The New York Times
A World Without Nuclear Weapons?
By Mark Danner
April 05, 1987
It is likely the question was first asked as soon as it could be - that the hope of abolition followed shortly after the task of creation. J. Robert Oppenheimer, transfixed in the glare of the first atomic explosion in the New Mexico desert, recalled a verse of the Bhaghavad Gita: ''Now I am become death, the destroyer of worlds.'' It is not a role to which man would grow accustomed. If current signs and portents are fulfilled, and American and Soviet negotiators in Geneva eventually agree on a formula to remove the intermediate-range Pershing 2 and cruise missiles, along with their Soviet counterparts, the SS-20's, from European soil - the so-called zero option - Ronald Reagan will have made good on his vow to hold out for an agreement that would actually reduce the number of nuclear weapons.
Since the American armies were demobilized after World War II, nuclear weapons have served as a relatively inexpensive means of filling the gap between the forces of the North Atlantic Treaty Organization and the vast armies of the Warsaw Pact. From the earliest ''ban-the-bomb'' movements, through the halcyon days of arms control during the 1970's, to Mr. Reagan's vision of a nuclear-free world sheltered beneath a leakproof ''space shield,'' the nuclear guarantee - under which the United States would respond to a Soviet invasion of Western Europe by launching its missiles - has remained the crucial link between America and its allies.

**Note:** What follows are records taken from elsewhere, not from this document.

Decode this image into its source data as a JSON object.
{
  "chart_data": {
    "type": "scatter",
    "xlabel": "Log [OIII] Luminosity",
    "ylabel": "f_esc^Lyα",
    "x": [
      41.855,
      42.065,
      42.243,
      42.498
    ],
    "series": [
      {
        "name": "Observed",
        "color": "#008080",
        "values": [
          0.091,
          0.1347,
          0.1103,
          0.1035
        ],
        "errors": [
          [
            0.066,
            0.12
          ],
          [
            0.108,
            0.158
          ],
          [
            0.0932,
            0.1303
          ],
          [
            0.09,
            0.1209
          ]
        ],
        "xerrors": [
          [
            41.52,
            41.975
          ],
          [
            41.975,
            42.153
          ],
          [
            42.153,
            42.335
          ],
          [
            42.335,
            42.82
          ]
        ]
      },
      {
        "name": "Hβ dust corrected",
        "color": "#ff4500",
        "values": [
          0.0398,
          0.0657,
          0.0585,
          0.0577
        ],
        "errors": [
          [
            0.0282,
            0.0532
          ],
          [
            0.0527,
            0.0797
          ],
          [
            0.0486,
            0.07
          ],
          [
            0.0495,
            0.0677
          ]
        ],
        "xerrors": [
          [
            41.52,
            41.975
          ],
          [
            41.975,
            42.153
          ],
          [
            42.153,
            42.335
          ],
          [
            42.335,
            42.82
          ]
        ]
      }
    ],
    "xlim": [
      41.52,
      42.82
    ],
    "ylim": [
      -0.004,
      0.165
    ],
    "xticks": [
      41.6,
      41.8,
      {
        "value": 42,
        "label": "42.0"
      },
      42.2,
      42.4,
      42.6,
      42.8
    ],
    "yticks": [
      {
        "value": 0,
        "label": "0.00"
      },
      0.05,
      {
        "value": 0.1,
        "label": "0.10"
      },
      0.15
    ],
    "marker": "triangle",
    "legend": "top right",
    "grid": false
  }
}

The 1979 decision to install the American missiles in Europe reaffirmed that link. When Mr. Reagan unveiled his ''zero option'' proposal to remove them, in 1981, it was widely derided as a charade offering no serious chance of an arms-control agreement. In March 1983, partly in response to massive demonstrations protesting the installation of those very missiles, this least-dovish of Presidents declared his intention to make nuclear weapons ''impotent and obsolete,'' and put forward an ambitious new research program to achieve it: his Strategic Defense Initiative, commonly known as Star Wars.
Previous nuclear abolitionists had looked to international law or brotherly love to reduce the world supply of nuclear weapons - of which the Americans and Russians together possess about 50,000. Mr. Reagan proposed a more typically American object of faith: high technology.
That Mr. Reagan's defense program has irrevocably transformed the arms-control game was dramatically demonstrated at Reykjavik, Iceland, last October, when the President and Mikhail Gorbachev discussed a comprehensive agreement that would sharply cut the number of offensive strategic missiles in exchange for limits on research on Mr. Reagan's ''space shield.'' To the subsequent chagrin of America's European allies, who fear the weakening of the American nuclear guarantee, the two leaders agreed in principle to eliminate all ballistic missiles, and even speculated about abolishing nuclear weapons altogether.
The Reykjavik meeting collapsed when Mr. Reagan refused
to countenance limits on S.D.I. research. Yet only his enthusiasm for
defense had made such a revolutionary agreement conceivable in the first
place. Even if a future summit meeting between Mr. Reagan and Mr. Gorbachev
produces an accord to remove the missiles from Europe, however, six long
years will have passed without any significant arms-control agreement
- while previous accords (most notably the 1972 ABM treaty banning the
deployment of antiballistic missiles) have been placed in jeopardy.